Some of us have experience with collective action or organizing, whatever shape that may take. It’s been amazing to see the unionization push happen in newsrooms that are over a hundred years old and ones that started in this decade. Many folks who have led these drives are part of this community. Folks who work in technical roles often sit in between a lot of departments, they have to negotiate between a wide variety of stakeholders and still get the news out on deadline. These relational skills inform running a union drive. One of my favorite things over the last year is how the news nerds at the Los Angeles Times used data in their organizing. They publicly shared salary data that revealed disparities by race and gender. They used their reporting skills to make their newsroom strongere, which in turn will make them better able to serve their city.

These collective efforts happen in so many ways.
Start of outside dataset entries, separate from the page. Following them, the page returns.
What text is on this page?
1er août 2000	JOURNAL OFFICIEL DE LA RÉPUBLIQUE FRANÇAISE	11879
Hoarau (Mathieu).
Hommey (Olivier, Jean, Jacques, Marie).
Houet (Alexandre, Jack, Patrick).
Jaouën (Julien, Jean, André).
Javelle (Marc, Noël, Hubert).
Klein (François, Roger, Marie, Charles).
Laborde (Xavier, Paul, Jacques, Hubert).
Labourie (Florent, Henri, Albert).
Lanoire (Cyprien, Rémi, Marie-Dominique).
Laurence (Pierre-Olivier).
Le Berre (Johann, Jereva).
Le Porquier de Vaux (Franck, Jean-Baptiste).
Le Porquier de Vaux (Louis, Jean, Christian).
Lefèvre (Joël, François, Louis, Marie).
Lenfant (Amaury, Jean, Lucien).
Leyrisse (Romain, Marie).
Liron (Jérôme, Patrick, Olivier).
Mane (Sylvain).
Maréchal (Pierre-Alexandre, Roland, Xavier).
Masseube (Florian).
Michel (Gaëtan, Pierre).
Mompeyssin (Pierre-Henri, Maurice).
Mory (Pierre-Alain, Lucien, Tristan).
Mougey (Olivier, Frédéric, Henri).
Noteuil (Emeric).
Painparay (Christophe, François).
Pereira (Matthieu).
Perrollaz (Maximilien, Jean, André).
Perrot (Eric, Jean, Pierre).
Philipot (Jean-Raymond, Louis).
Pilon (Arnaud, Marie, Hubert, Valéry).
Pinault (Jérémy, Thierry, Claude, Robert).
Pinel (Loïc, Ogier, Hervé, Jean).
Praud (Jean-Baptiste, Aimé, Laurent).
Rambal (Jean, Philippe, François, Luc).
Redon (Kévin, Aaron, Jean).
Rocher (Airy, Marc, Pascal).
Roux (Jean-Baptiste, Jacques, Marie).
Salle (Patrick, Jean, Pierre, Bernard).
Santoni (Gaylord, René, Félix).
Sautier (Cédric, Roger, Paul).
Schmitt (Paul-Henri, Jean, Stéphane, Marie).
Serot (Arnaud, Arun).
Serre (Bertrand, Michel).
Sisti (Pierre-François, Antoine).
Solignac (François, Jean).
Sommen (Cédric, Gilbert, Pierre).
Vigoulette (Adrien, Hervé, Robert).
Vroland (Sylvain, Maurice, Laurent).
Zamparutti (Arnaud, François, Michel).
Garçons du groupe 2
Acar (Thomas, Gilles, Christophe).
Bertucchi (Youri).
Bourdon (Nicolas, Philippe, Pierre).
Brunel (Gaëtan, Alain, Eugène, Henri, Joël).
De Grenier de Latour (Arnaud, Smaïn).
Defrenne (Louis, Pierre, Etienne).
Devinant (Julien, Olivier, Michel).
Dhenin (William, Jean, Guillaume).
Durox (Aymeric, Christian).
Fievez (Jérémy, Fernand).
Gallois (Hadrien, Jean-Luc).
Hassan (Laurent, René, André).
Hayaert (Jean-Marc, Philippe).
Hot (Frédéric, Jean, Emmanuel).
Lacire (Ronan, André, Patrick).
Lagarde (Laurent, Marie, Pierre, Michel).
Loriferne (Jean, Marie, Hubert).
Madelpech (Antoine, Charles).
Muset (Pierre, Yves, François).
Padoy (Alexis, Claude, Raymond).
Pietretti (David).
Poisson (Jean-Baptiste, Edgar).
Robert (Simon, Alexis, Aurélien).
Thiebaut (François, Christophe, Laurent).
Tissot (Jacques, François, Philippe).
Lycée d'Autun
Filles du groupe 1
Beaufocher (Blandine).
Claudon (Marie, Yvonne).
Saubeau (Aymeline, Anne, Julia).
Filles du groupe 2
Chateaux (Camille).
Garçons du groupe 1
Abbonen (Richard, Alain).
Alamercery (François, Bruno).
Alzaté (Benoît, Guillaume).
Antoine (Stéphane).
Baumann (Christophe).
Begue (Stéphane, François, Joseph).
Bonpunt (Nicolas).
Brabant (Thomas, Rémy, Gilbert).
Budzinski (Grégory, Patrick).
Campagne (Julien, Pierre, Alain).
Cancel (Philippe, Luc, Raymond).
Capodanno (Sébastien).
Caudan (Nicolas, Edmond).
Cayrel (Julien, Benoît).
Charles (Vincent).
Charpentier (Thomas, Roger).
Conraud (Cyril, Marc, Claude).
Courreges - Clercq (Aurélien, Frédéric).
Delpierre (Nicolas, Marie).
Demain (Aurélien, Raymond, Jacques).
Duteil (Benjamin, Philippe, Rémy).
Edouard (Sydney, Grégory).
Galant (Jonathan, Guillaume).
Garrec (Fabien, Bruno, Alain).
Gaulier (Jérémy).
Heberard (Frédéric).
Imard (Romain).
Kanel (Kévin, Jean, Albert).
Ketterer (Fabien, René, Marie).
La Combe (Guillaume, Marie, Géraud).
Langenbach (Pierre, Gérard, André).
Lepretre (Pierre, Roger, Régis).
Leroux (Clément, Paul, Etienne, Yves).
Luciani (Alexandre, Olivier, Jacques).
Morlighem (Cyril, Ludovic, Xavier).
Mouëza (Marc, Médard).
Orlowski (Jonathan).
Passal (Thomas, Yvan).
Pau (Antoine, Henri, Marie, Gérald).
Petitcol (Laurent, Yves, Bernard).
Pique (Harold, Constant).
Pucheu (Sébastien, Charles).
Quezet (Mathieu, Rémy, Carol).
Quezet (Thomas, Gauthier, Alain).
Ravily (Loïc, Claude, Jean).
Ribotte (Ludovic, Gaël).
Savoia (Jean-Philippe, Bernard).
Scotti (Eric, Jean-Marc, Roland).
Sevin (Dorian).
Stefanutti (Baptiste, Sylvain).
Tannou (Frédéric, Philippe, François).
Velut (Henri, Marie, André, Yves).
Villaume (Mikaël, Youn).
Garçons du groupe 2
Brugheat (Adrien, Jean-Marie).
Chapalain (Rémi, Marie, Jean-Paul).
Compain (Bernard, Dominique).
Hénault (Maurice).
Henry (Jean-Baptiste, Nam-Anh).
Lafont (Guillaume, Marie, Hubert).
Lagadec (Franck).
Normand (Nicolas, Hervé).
We have generations before us to learn from, and paths to find together. I love that many newsrooms are going back to unions, a tool that for a time solidified a stable middle class lifestyle for many people in the US. I also love that these efforts are moving to new strategies and platforms. Backchannel networks are now Slack channels, group DMs, WhatsApp and Signal groups. These invisible networks are where so much of the labor happens that keeps us going. The emotional labor, leaning on each other when we need it. The tactical labor, talking through that email, figuring out whether to pick that battle. And, yes, the work labor, another set of eyes on a data analysis, documentation of a great tactic for a mapping project, a recommendation of a tool for that tricky problem.

At OpenNews, our work is to support and sustain those invisible networks. To make it easier for folks to connect. To take a breath. To band together and build.

We know that journalism is at a critical juncture. This community has repeatedly pointed out how, even if much of the discussion about the future of journalism is focused on tech, money, and trust, that the real issue we must tackle is how we connect with one another and where power is held. This community understands that inequality underlies all of the other issues we face and we are ready to drive transformation and create lasting equity and change in journalism.

This community knows our news organizations need to be more inclusive places where journalists of color have real power to direct and decide about coverage; that our news organizations, especially the ones outside of NY/DC with the fewest resources, need to formally invest in the bridge roles that help translate between teams and the informal networks that keep teams connected; and that we must recognize these often invisible structures currently power the real innovation, experimentation, and technical progress in newsrooms.

This community knows this because it’s already doing this work. This community is shaking things up, and we’ve got your back. This community already does work mentoring and teaching and lifting each other up and creating resilient pathways for support and connection. We see this extra work. At OpenNews, we ask about the ways this work could be made easier, creating space like SRCCON to swap stories, reconnect, and sustain that work.

Individually we know a little, and together we know a lot. In an industry long searching for answers externally it’s more clear than ever that solutions lie within: we have the power and skills to lead our organizations to create more diverse, responsive, trustworthy journalism.

I am so grateful to be in this work together with this community. And as we’re supporting one another, I do also have a request for your financial support of OpenNews. In just a couple days, we are well on our way to meeting our $30,000 fundraising goal, and your support will ensure that as these fights intensify we are able to keep on offering the guidance, the network, the small group convening support that has helped this community grow.

We have seen just how vital our resilience is over these two days, and I am so deeply appreciative of all the ways we are able to support each other. We’re here together.